Story by Jane
My
song is 'Chan Chan', track one on the Buena Vista Social Club album.
I first discovered Buena Vista Social Club sometime in the late nineties
when the film featured in the line-up of our town's film festival.
My Dad took my little sister and I to see it one night and I have
lasting memories of being completely engrossed in the crumbling glamour
of Havana and the incredible music being made by a group of such
frail looking old men. At the time it represented everything exotic
and interesting and exciting about the world - things I spent a lot
of time wishing for as a girl growing up in Dubbo.
Years
later, when I took myself off to live in Damascus I discovered that
this track and this album was somewhat of an anthem for the odd assortment
of students and wanderers that had found a place for themselves
in the Middle East.

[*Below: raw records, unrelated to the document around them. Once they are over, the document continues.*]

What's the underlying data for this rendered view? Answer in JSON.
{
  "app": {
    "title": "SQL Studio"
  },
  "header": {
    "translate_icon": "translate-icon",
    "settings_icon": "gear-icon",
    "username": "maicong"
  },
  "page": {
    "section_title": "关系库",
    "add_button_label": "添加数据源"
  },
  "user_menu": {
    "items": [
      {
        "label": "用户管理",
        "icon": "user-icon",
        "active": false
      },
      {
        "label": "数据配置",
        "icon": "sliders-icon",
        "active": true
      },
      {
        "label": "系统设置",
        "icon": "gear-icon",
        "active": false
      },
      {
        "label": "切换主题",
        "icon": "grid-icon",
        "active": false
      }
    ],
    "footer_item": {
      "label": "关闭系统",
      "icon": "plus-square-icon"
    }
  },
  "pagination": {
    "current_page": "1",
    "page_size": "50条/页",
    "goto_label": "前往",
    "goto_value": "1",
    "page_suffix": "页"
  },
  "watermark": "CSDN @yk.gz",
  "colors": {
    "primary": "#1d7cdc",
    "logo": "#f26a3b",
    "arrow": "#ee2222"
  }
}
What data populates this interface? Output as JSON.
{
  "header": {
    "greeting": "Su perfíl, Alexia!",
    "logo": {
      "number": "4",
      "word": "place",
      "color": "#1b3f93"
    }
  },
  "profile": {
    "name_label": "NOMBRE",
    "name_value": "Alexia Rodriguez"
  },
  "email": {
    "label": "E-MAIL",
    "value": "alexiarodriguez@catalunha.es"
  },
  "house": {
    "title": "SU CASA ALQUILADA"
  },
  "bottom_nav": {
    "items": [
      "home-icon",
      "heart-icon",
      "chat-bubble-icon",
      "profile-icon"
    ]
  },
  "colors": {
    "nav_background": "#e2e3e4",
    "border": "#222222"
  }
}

When I first arrived in Damascus it was the
end of summer and the middle of Ramadan. I moved into a crumbling house
with a courtyard painted a dusty pink. The house was full of cats
and housemates from all over the world. After classes each day I would
walk home through the dusty city and spend the hot afternoons in the
courtyard in the shade of the orange tree trying to study. In the background
I would hear the news on Aljazeera, chaotic multilingual conversations
and faltering arabic conversations. Often someone would be
practicing the oud or the darbuka and periodically everything would stop
as we waited out the call to prayer blasted through our house by the
three local mosques.
In
the evenings, everyone would settle in the courtyard to drink cheap whisky
and discuss the problems of the world. We all thought we had the
answers. Before long, and often in order to halt an argument, someone
would pull out their laptop and scroll through their music. Inevitably
they would come to Buena Vista Social Club and we would yell
for them to stop skipping and let it play. I would sit there and feel
so lucky and excited to be there. In those moments it felt like I was
exactly where I was supposed to be and anything was possible.